Commentary: Being childless feels worse than being single

  • By Rachel Kramer Bussel Special to The Washington Post
  • Sunday, September 25, 2016 1:30am
  • Life

By Rachel Kramer Bussel, special to The Washington Post

I’ve never believed in The One. In the long stretches of my 20s and 30s when I was single and looking for a partner, I never felt incomplete because I wasn’t in a relationship. I wanted a partner, but never felt like I needed one.

So when I met my current boyfriend in early 2012 and we started getting serious, I was thrilled. I continue to be amazed that our relationship has lasted four times as long as any of my prior ones. I love our very stable adult life. Before him I’d only foraged for furniture. I never cooked, eating takeout and frozen meals exclusively. I lived paycheck to paycheck, and I was an active hoarder.

But one vital element is missing: kids.

Being childless feels far worse than being single ever felt. I truly do feel like someone is missing from my life, and until I meet him or her, I will always be searching.

This feeling crystallized at a recent potluck at my friend’s son’s preschool. I was helping clean up, smiling as the kids received balloon animals. A little girl, probably a year old, wanted some water; her mom was handling the balloons, so I opened a bottle of water and held it to her lips. I struggled to find the right angle, not wanting to tilt it too high and dump water all over her. She wasn’t speaking yet, so she communicated only with her sweet wide brown eyes.

In the minute or so that I helped her to those gulps of water, which still managed to spill down her dress despite my carefulness, I felt an overwhelming urge to pull her close and give her a hug. Her mix of delicateness and strength, her ability to communicate nonverbally, her gorgeous eyes staring back at me as if we weren’t strangers, all completely sucked me in.

If I could feel so much for a child I didn’t even know, who belonged to someone else, how much love would I have for a child I named and fed and cared for every day? That question haunts me.

Recently, my great-aunt asked me why I want to have kids. “I know you want to, I just don’t know why,” she said. It’s a shockingly personal question that no one had ever asked me. I struggled momentarily for a response before settling on: “I feel like I have all this maternal energy to give, and it doesn’t have an outlet.”
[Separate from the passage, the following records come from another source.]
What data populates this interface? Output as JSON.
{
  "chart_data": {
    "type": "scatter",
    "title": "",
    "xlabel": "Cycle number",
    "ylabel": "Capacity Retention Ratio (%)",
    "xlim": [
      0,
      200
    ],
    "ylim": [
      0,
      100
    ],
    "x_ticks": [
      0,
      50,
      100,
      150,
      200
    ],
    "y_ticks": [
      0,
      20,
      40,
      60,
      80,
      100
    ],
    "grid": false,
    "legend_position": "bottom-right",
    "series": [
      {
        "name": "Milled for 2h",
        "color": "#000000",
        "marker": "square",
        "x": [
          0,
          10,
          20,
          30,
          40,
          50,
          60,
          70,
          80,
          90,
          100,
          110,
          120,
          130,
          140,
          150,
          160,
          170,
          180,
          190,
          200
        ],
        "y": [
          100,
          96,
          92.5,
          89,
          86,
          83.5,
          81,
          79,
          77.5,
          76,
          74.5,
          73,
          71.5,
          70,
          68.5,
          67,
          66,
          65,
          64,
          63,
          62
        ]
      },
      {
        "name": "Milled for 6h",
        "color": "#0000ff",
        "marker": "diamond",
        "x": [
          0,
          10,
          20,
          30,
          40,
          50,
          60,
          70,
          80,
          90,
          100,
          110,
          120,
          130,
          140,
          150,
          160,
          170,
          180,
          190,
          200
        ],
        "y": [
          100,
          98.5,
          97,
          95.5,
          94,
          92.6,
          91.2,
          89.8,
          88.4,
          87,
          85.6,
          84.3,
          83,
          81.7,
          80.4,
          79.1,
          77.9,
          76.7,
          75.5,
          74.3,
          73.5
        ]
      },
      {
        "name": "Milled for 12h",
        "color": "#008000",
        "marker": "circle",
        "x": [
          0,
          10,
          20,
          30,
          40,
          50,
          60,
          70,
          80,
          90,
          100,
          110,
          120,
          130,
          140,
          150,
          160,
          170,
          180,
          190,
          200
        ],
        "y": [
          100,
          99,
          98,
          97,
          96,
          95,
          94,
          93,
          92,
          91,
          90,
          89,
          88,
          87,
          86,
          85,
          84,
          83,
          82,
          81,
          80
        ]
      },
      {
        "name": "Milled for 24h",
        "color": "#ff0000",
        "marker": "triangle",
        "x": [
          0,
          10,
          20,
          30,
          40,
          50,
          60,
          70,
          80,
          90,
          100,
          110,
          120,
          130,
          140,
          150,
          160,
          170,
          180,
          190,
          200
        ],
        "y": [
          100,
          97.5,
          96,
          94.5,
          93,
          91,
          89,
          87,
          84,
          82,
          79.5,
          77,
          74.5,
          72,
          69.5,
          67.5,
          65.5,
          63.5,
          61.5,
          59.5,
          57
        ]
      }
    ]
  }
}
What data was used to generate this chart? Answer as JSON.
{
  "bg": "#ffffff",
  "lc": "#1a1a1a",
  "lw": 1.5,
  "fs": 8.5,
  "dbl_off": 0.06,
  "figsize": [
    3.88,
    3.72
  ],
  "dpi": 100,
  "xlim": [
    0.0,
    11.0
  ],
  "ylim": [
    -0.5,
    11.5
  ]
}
Perhaps that doesn’t sound as passionate as women who are completely sure — from the time they were pushing dolls in carriages — that they were born to become mothers. But it’s the truth. I think about it when I pack lunches for myself and my boyfriend each morning, parceling out pretzels into baggies, placing his favorite snack bar in his bag and mine in my own.
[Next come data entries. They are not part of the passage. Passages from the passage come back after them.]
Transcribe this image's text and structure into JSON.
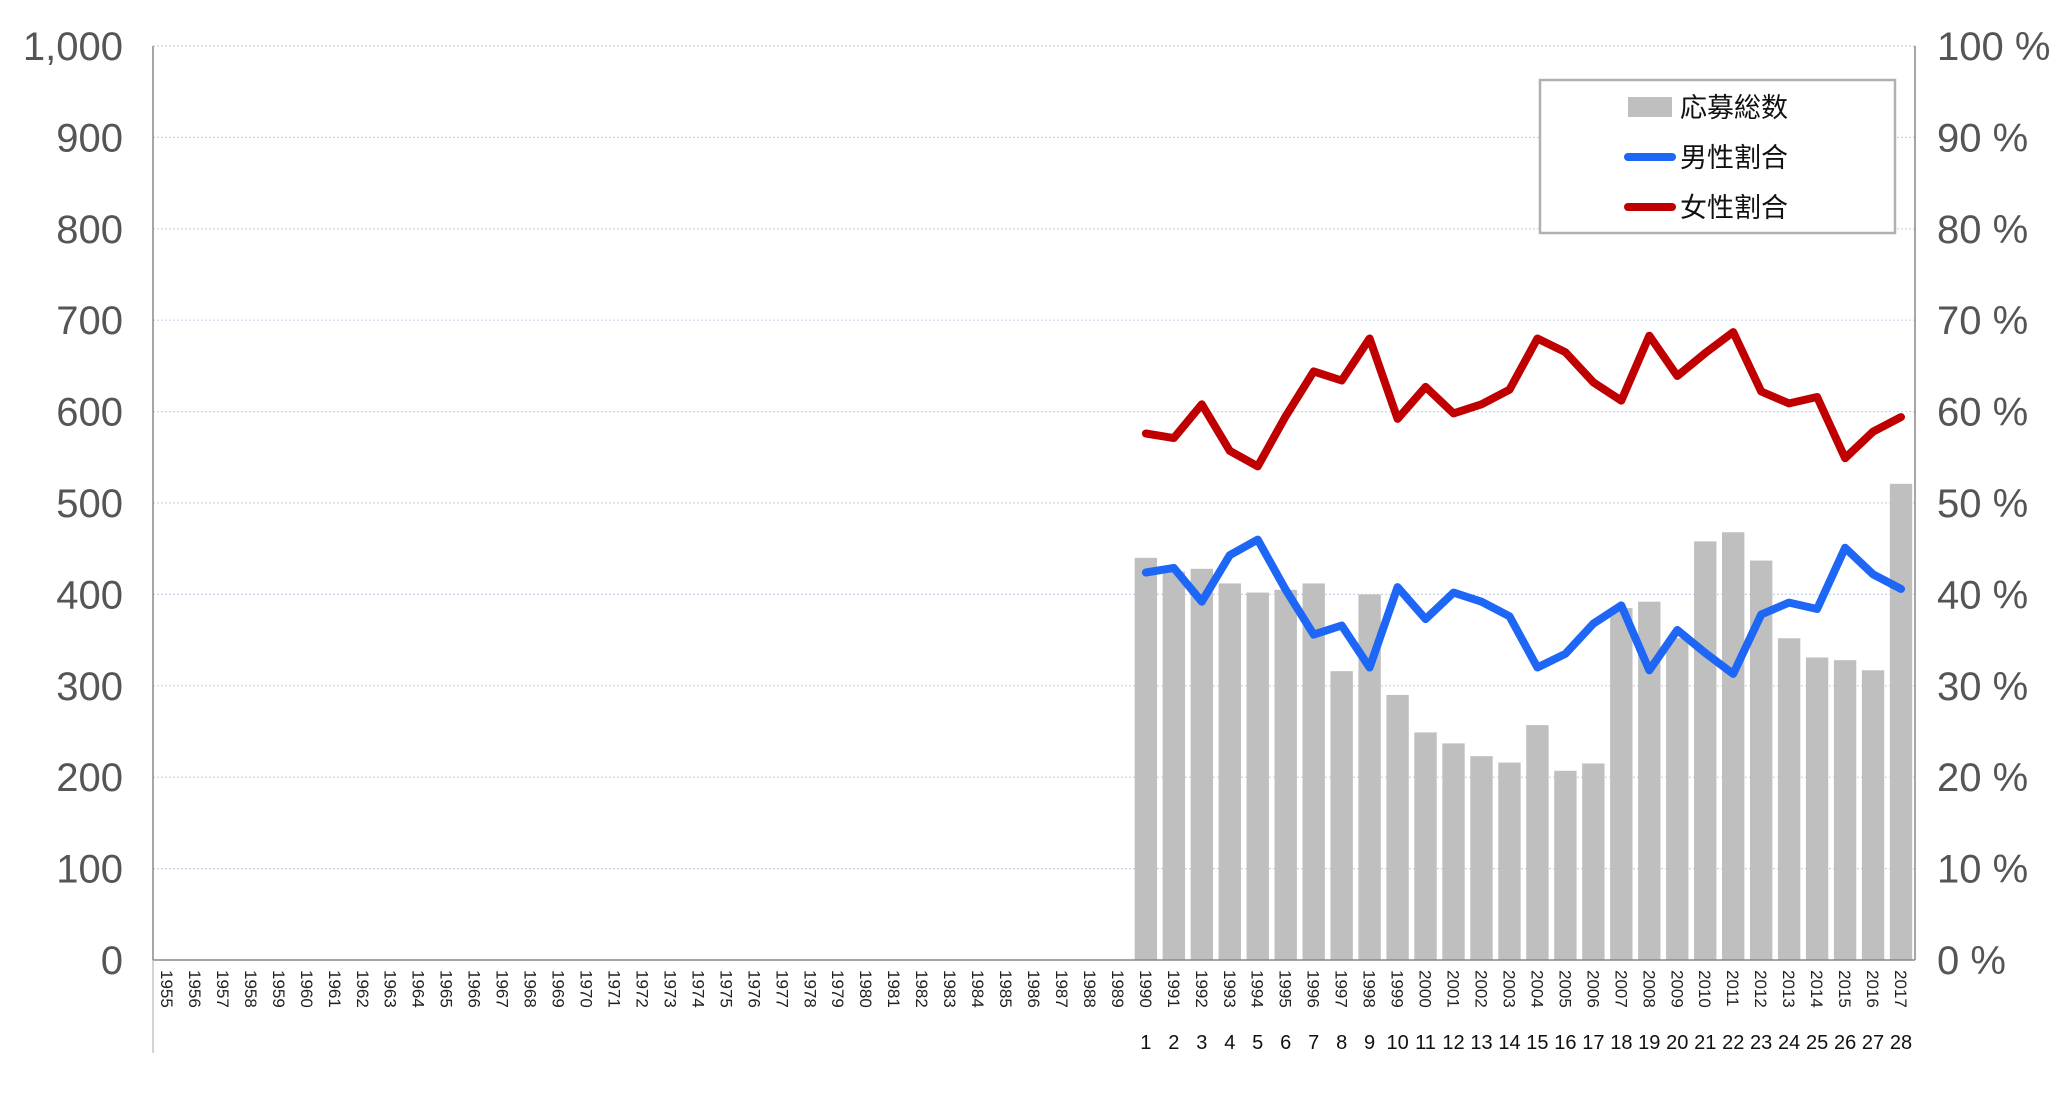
{
  "chart_data": {
    "type": "bar",
    "x": [
      "1955",
      "1956",
      "1957",
      "1958",
      "1959",
      "1960",
      "1961",
      "1962",
      "1963",
      "1964",
      "1965",
      "1966",
      "1967",
      "1968",
      "1969",
      "1970",
      "1971",
      "1972",
      "1973",
      "1974",
      "1975",
      "1976",
      "1977",
      "1978",
      "1979",
      "1980",
      "1981",
      "1982",
      "1983",
      "1984",
      "1985",
      "1986",
      "1987",
      "1988",
      "1989",
      "1990",
      "1991",
      "1992",
      "1993",
      "1994",
      "1995",
      "1996",
      "1997",
      "1998",
      "1999",
      "2000",
      "2001",
      "2002",
      "2003",
      "2004",
      "2005",
      "2006",
      "2007",
      "2008",
      "2009",
      "2010",
      "2011",
      "2012",
      "2013",
      "2014",
      "2015",
      "2016",
      "2017"
    ],
    "x_secondary": [
      "",
      "",
      "",
      "",
      "",
      "",
      "",
      "",
      "",
      "",
      "",
      "",
      "",
      "",
      "",
      "",
      "",
      "",
      "",
      "",
      "",
      "",
      "",
      "",
      "",
      "",
      "",
      "",
      "",
      "",
      "",
      "",
      "",
      "",
      "",
      "1",
      "2",
      "3",
      "4",
      "5",
      "6",
      "7",
      "8",
      "9",
      "10",
      "11",
      "12",
      "13",
      "14",
      "15",
      "16",
      "17",
      "18",
      "19",
      "20",
      "21",
      "22",
      "23",
      "24",
      "25",
      "26",
      "27",
      "28"
    ],
    "series": [
      {
        "name": "応募総数",
        "type": "bar",
        "axis": "left",
        "color": "#bfbfbf",
        "values": [
          null,
          null,
          null,
          null,
          null,
          null,
          null,
          null,
          null,
          null,
          null,
          null,
          null,
          null,
          null,
          null,
          null,
          null,
          null,
          null,
          null,
          null,
          null,
          null,
          null,
          null,
          null,
          null,
          null,
          null,
          null,
          null,
          null,
          null,
          null,
          440,
          425,
          428,
          412,
          402,
          405,
          412,
          316,
          400,
          290,
          249,
          237,
          223,
          216,
          257,
          207,
          215,
          385,
          392,
          352,
          458,
          468,
          437,
          352,
          331,
          328,
          317,
          521
        ]
      },
      {
        "name": "男性割合",
        "type": "line",
        "axis": "right",
        "color": "#1e66f5",
        "values": [
          null,
          null,
          null,
          null,
          null,
          null,
          null,
          null,
          null,
          null,
          null,
          null,
          null,
          null,
          null,
          null,
          null,
          null,
          null,
          null,
          null,
          null,
          null,
          null,
          null,
          null,
          null,
          null,
          null,
          null,
          null,
          null,
          null,
          null,
          null,
          42.4,
          42.9,
          39.2,
          44.3,
          46.0,
          40.5,
          35.6,
          36.6,
          32.0,
          40.8,
          37.3,
          40.2,
          39.2,
          37.6,
          32.0,
          33.5,
          36.8,
          38.8,
          31.7,
          36.1,
          33.6,
          31.3,
          37.8,
          39.1,
          38.4,
          45.1,
          42.2,
          40.6
        ]
      },
      {
        "name": "女性割合",
        "type": "line",
        "axis": "right",
        "color": "#c00000",
        "values": [
          null,
          null,
          null,
          null,
          null,
          null,
          null,
          null,
          null,
          null,
          null,
          null,
          null,
          null,
          null,
          null,
          null,
          null,
          null,
          null,
          null,
          null,
          null,
          null,
          null,
          null,
          null,
          null,
          null,
          null,
          null,
          null,
          null,
          null,
          null,
          57.6,
          57.1,
          60.8,
          55.7,
          54.0,
          59.5,
          64.4,
          63.4,
          68.0,
          59.2,
          62.7,
          59.8,
          60.8,
          62.4,
          68.0,
          66.5,
          63.2,
          61.2,
          68.3,
          63.9,
          66.4,
          68.7,
          62.2,
          60.9,
          61.6,
          54.9,
          57.8,
          59.4
        ]
      }
    ],
    "ylim": [
      0,
      1000
    ],
    "yticks": [
      "0",
      "100",
      "200",
      "300",
      "400",
      "500",
      "600",
      "700",
      "800",
      "900",
      "1,000"
    ],
    "y2lim": [
      0,
      100
    ],
    "y2ticks": [
      "0 %",
      "10 %",
      "20 %",
      "30 %",
      "40 %",
      "50 %",
      "60 %",
      "70 %",
      "80 %",
      "90 %",
      "100 %"
    ],
    "grid": true,
    "legend": "top-right"
  }
}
I usually wake up at 5 a.m., so I have a lot of quiet time to think. Those are the moments when the lack in my life hits me the hardest. I long for a sleeping baby, or toddler, or even a teenager, to check on first thing before the sun’s up, whose hair I can ruffle, whose life I can help shape and plan.

Sometimes my boyfriend accuses me of wanting to be a mom just because I love babies. I can’t deny that I do adore infants’ unique smell, their warm, tender bodies seemingly made to be held, the way their needs are so simple. But my desire goes far deeper.

When I was single, I always felt that I’d be fine living an independent single life, maybe with a friend with benefits on call. Marriage has never held any kind of allure to me. Sure, there were times I bemoaned dates gone awry and was lonely, but I never felt an urgent need to find a partner — any partner — ASAP. If I found someone, great. But if I didn’t, that would be OK, too.

So this feeling of raw need regarding children has shocked me — and made me rethink my judgmental attitude toward women who feel the same way about finding a significant other. I’d always scoffed at women and men obsessed with walking down the aisle. I looked down on them for not valuing themselves enough to be happy on their own — until, in a way, I became one of them.

“Baby fever” may sound absurd, but when you’re in the grips of it, it feels very real, perhaps the fertility version of being a “bridezilla.” The sense of sadness, fear, uncertainty and powerlessness that becomes entwined in searching for another person to join your life strikes me as remarkably similar. Now that I’ve become someone willing to drop $10,000 on fertility treatments, I can no longer belittle anyone paying similar amounts for matchmakers.

Sometimes I wish all I were looking for was another adult, rather than a child. At age 40, that second quest seems much more daunting.